Ainslie agreed with Simmer’s summary but wouldn’t predict an outcome.
“Over 10/11 knots of wind the Kiwis have an advantage speed wise,” Ainslie said.
“The Italians will be match fit and it’s sport – anything can happen.
“You have to sail these boats very accurately – you only have to sneeze at the wrong time and they can capsize.
“It’s way too early to put bets down.”
But Ainslie said the Kiwi crew were more than capable of overcoming their lack of competitive sailing.
Burling and co. would be helped by the way Ineos tested them in pre-starts during the December warm-up. And Anslie even claimed that as a member of the challenger fleet, it had been a “mistake” awakening TNZ to the extent of their starting issues.
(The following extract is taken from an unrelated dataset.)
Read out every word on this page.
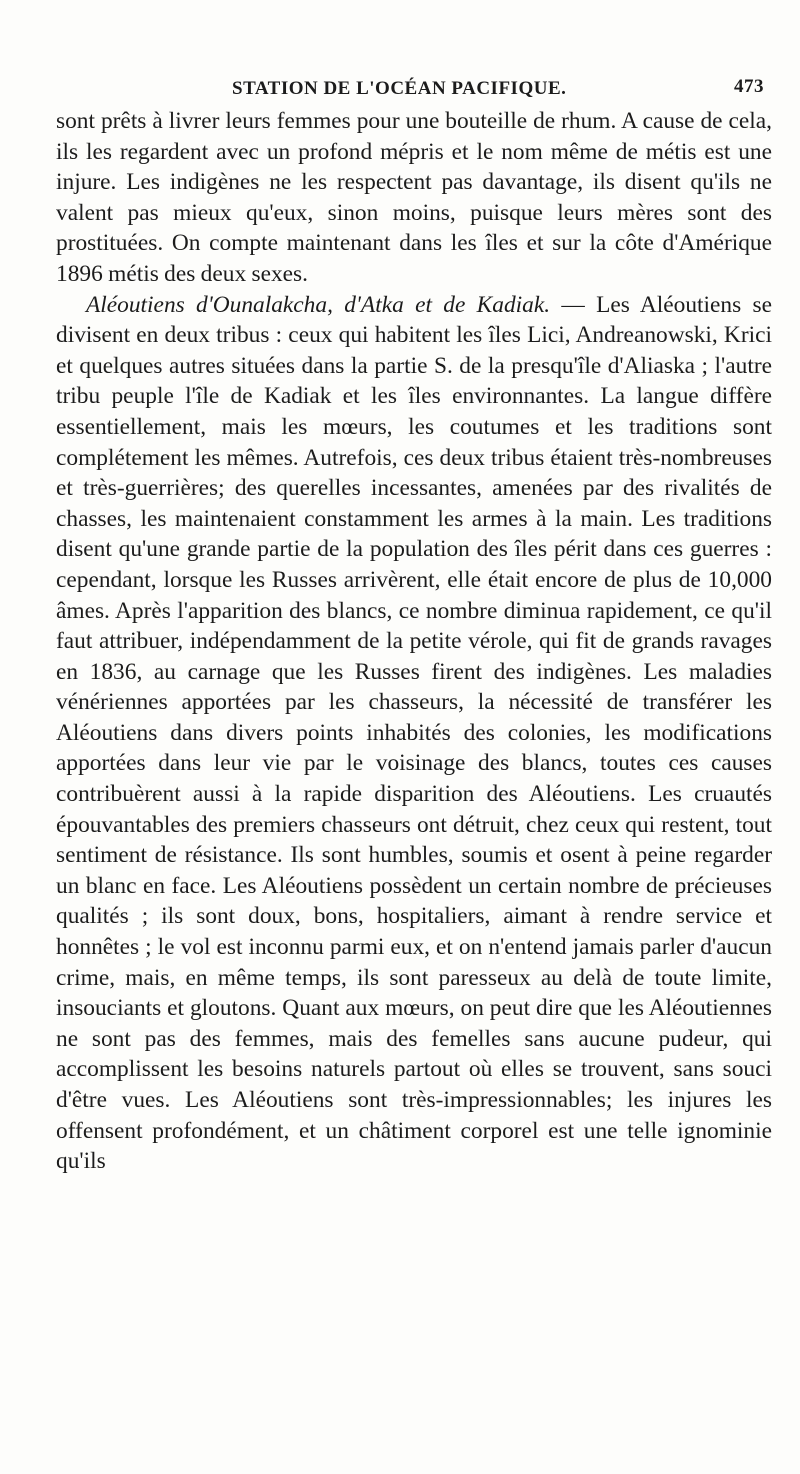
STATION DE L'OCÉAN PACIFIQUE.	473

sont prêts à livrer leurs femmes pour une bouteille de rhum. A cause de cela, ils les regardent avec un profond mépris et le nom même de métis est une injure. Les indigènes ne les respectent pas davantage, ils disent qu'ils ne valent pas mieux qu'eux, sinon moins, puisque leurs mères sont des prostituées. On compte maintenant dans les îles et sur la côte d'Amérique 1896 métis des deux sexes.

Aléoutiens d'Ounalakcha, d'Atka et de Kadiak. — Les Aléoutiens se divisent en deux tribus : ceux qui habitent les îles Lici, Andreanowski, Krici et quelques autres situées dans la partie S. de la presqu'île d'Aliaska ; l'autre tribu peuple l'île de Kadiak et les îles environnantes. La langue diffère essentiellement, mais les mœurs, les coutumes et les traditions sont complétement les mêmes. Autrefois, ces deux tribus étaient très-nombreuses et très-guerrières; des querelles incessantes, amenées par des rivalités de chasses, les maintenaient constamment les armes à la main. Les traditions disent qu'une grande partie de la population des îles périt dans ces guerres : cependant, lorsque les Russes arrivèrent, elle était encore de plus de 10,000 âmes. Après l'apparition des blancs, ce nombre diminua rapidement, ce qu'il faut attribuer, indépendamment de la petite vérole, qui fit de grands ravages en 1836, au carnage que les Russes firent des indigènes. Les maladies vénériennes apportées par les chasseurs, la nécessité de transférer les Aléoutiens dans divers points inhabités des colonies, les modifications apportées dans leur vie par le voisinage des blancs, toutes ces causes contribuèrent aussi à la rapide disparition des Aléoutiens. Les cruautés épouvantables des premiers chasseurs ont détruit, chez ceux qui restent, tout sentiment de résistance. Ils sont humbles, soumis et osent à peine regarder un blanc en face. Les Aléoutiens possèdent un certain nombre de précieuses qualités ; ils sont doux, bons, hospitaliers, aimant à rendre service et honnêtes ; le vol est inconnu parmi eux, et on n'entend jamais parler d'aucun crime, mais, en même temps, ils sont paresseux au delà de toute limite, insouciants et gloutons. Quant aux mœurs, on peut dire que les Aléoutiennes ne sont pas des femmes, mais des femelles sans aucune pudeur, qui accomplissent les besoins naturels partout où elles se trouvent, sans souci d'être vues. Les Aléoutiens sont très-impressionnables; les injures les offensent profondément, et un châtiment corporel est une telle ignominie qu'ils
“Watching them, they have developed a lot,” he said.
“They can only practice against the chase boat but they’ve done it to good effect.
“They are a smart group. It’s similar to Bermuda where they turned up quite late and didn’t have the training of the other teams but worked it out pretty quick.
“In this case they haven’t got much time but they are very talented sailors who can deal with it.”
While Luna Rossa’s Jimmy Spithill and Francesco Bruni had the match racing pedigree against the “drag” racing background of 49er stars Burling and Blair Tuke, Ainslie said the Kiwi team would develop a strategy to compensate.
“The Italians will give them a hard time,” said Ainslie.
“But TNZ’s straight line pace is going to be pretty hard to match, certainly in the medium to stronger wind range.”
The Brits confirmed they had no interest in assisting Luna Rossa with practice racing, as had occurred between challengers in past America’s Cups.
The interview did not raise the issue of a breakdown in relations between the Kiwis and Italians, the challengers of record.
TNZ is lining up the Brits as future partners. This means any British help for Luna Rossa could be construed as a conflict of future interests.
“It’s not been the easiest of cups off the water,” Ainslie said.
“The America’s Cup has a history of politics and so on behind the scenes.
“At the end of the day, we’d rather stay out of it. It’s right that Luna Rossa and Team New Zealand are on their own from here on. May the best team win.”